Sur la glace, il faut faire apparaitre notre reflet
Le monde de Lore of the Ember est mat, poussiéreux, rongé. Je voulais un endroit qui fasse exactement l'inverse : une surface qui renvoie l'image de ce qui passe dessus. Une plaque de glace au sol, assez grande pour qu'on y marche à deux, avec les monstres qui s'y reflètent aussi.
Un sol qui renvoie l'image
Tout dans Lore of the Ember est mat. La terre, la pierre, les troncs, la cendre : rien ne brille, rien ne renvoie quoi que ce soit, et c'est voulu, c'est un monde qui s'éteint.
D'où l'envie de poser, au milieu de ça, une surface qui fasse exactement l'inverse. Une plaque de glace, à même le sol, sur laquelle on voit son propre reflet marcher.
Ce que ça donne à l'écran
Le héros arrive sur la plaque, et son reflet apparaît sous ses pieds, à l'envers, translucide, décalé juste ce qu'il faut. Il le suit pas à pas. Quand le héros tire, le reflet tire aussi. Quand il sort de la glace, le reflet se coupe net au bord, il ne bave pas sur la terre autour.

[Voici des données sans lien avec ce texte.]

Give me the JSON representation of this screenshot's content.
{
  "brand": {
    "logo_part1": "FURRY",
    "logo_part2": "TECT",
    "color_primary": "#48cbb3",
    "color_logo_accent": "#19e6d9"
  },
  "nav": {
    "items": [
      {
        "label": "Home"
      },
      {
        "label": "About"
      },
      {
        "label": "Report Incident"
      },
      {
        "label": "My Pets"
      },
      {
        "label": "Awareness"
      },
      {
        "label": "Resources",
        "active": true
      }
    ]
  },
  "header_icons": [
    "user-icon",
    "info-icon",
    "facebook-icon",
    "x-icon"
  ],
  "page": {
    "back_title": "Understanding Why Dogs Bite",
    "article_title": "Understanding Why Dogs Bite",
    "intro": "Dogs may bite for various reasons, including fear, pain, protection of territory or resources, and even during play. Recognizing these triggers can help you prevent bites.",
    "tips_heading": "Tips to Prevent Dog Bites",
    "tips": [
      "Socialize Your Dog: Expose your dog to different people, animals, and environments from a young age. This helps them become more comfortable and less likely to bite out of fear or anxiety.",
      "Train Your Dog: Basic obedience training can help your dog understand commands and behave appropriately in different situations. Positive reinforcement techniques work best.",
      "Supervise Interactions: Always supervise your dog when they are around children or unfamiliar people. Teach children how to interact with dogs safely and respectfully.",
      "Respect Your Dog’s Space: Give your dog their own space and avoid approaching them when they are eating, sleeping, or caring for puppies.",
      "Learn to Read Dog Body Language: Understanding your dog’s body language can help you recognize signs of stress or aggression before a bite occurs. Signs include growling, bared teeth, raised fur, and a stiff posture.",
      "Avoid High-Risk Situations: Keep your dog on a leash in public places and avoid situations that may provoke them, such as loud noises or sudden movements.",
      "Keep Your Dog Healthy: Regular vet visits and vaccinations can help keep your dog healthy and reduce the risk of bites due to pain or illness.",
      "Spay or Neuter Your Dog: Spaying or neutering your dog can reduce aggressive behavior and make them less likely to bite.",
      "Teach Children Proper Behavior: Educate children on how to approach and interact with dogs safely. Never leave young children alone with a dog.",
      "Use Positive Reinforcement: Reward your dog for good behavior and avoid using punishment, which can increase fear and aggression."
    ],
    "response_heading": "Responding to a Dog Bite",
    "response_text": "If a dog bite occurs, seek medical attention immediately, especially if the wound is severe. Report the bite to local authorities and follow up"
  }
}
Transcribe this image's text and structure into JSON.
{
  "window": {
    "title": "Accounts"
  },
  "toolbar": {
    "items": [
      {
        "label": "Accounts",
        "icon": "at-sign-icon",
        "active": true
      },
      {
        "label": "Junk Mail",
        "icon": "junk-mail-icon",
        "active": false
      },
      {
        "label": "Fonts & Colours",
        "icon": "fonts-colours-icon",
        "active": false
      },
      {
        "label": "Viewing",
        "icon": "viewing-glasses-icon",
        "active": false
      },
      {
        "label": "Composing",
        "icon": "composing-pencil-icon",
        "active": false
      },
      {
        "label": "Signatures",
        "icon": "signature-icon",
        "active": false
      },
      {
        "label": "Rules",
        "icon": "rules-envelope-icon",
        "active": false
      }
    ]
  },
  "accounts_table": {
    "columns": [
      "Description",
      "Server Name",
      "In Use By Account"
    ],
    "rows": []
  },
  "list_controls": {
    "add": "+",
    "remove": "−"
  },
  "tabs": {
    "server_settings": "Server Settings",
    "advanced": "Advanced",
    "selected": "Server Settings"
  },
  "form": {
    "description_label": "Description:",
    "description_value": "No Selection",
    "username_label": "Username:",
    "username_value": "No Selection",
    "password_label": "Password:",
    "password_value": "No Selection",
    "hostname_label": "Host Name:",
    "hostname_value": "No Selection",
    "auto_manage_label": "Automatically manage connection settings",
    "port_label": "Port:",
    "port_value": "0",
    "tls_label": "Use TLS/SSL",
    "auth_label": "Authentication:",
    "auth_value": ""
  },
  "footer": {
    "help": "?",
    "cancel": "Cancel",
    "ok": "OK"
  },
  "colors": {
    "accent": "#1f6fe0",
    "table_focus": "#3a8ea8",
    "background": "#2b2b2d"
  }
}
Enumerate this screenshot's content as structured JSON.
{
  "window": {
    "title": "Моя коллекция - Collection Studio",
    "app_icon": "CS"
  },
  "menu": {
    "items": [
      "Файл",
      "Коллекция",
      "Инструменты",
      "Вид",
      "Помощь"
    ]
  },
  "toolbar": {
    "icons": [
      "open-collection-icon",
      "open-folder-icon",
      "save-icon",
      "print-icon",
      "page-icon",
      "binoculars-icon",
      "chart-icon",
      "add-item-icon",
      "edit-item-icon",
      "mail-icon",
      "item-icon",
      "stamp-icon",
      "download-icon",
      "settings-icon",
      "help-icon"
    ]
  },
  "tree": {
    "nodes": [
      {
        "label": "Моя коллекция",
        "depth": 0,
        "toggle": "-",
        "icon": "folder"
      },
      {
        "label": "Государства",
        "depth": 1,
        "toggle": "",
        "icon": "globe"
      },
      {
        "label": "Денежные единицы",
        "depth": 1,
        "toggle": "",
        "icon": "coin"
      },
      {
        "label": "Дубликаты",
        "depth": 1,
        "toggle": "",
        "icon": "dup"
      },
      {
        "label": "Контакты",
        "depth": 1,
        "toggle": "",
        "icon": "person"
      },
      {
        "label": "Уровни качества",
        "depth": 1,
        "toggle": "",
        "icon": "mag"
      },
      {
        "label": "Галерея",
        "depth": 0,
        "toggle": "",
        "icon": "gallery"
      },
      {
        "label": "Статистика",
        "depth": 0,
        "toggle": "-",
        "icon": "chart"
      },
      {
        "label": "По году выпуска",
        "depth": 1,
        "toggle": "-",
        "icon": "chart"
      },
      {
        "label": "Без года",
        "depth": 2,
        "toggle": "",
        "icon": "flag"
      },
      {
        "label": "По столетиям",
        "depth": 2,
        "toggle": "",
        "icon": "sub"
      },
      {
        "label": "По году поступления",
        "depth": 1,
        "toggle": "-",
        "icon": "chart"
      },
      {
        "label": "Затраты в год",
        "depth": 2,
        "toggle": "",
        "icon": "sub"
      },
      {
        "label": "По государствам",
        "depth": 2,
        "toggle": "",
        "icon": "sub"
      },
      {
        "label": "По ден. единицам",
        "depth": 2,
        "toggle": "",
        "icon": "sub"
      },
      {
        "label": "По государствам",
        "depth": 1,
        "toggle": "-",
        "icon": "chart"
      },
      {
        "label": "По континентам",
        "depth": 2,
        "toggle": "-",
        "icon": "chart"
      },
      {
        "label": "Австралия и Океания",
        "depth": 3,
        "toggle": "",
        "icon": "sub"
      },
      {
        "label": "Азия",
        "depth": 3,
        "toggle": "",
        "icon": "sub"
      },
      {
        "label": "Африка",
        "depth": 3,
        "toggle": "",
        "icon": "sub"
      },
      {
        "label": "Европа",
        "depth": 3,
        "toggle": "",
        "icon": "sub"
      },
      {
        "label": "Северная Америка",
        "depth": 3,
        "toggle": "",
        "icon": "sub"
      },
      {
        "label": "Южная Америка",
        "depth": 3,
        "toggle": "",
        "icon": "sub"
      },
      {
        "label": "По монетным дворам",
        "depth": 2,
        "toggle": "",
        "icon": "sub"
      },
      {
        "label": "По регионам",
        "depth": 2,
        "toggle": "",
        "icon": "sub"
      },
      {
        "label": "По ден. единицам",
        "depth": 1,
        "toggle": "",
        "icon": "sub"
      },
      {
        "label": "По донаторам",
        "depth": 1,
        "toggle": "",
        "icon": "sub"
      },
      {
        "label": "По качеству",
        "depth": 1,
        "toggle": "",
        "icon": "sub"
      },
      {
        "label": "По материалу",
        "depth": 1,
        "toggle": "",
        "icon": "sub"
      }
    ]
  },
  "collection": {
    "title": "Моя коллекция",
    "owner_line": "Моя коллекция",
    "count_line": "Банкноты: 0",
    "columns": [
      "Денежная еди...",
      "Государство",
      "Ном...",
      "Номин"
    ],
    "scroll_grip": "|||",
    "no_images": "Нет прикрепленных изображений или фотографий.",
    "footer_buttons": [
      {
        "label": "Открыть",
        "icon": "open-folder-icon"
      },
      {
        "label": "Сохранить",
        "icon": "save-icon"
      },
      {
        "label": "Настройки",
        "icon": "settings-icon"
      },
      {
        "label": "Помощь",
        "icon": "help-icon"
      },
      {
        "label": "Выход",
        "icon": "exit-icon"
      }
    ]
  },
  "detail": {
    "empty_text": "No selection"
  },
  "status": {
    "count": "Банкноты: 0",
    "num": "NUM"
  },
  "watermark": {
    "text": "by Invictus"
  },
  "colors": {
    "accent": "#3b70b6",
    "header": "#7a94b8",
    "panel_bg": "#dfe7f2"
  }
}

Les monstres n'y échappent pas. Un golem qui traverse la plaque traîne son reflet avec lui, et c'est là que l'effet prend son sens : on ne regarde plus seulement le personnage, on regarde une surface qui réagit à tout ce qui passe dessus.
À deux, ça compte double
En coopération, la plaque devient une petite scène. Deux héros, deux reflets qui glissent côte à côte, et les monstres qui entrent dans le cadre avec le leur. J'ai agrandi la plaque exprès pour ça : la première version tenait dans un coin de l'écran, on la traversait en trois pas et on n'avait pas le temps de voir l'effet. Celle-ci occupe presque tout l'écran, on y entre, on s'y bat, on en ressort.
Comment ça tient sur un Atari
C'est le genre d'effet dont on se dit qu'il va coûter cher, et c'est justement ce qui le rendait intéressant à faire.
Le reflet n'est pas un deuxième dessin. Ce n'est pas une image de plus fournie par le graphiste, ni une copie stockée quelque part : c'est le personnage lui-même, relu de bas en haut. Huit directions de marche restent huit directions de marche, il n'y a rien à dessiner en plus.
La transparence, elle, ne coûte aucune couleur supplémentaire. Le reflet est posé au travers d'un motif qui ne laisse passer qu'un pixel sur deux, si bien que la glace transparaît dessous et que l'oeil lit un fantôme plutôt qu'un second personnage. Détail auquel je tiens : ce motif est accroché à la surface, pas au personnage. Accroché à la glace, il se comporte comme ce qu'il représente, un état du sol.
La suite
Le plus satisfaisant, c'est que rien là-dedans ne parle de glace. Ce qui reflète est décrit à part, et la glace n'en est que le premier cas. Une flaque après la pluie, une dalle polie dans un lieu de culte, l'eau noire au fond d'une cave : tout ça renverra désormais votre image de la même façon, et j'ai bien l'intention de m'en servir.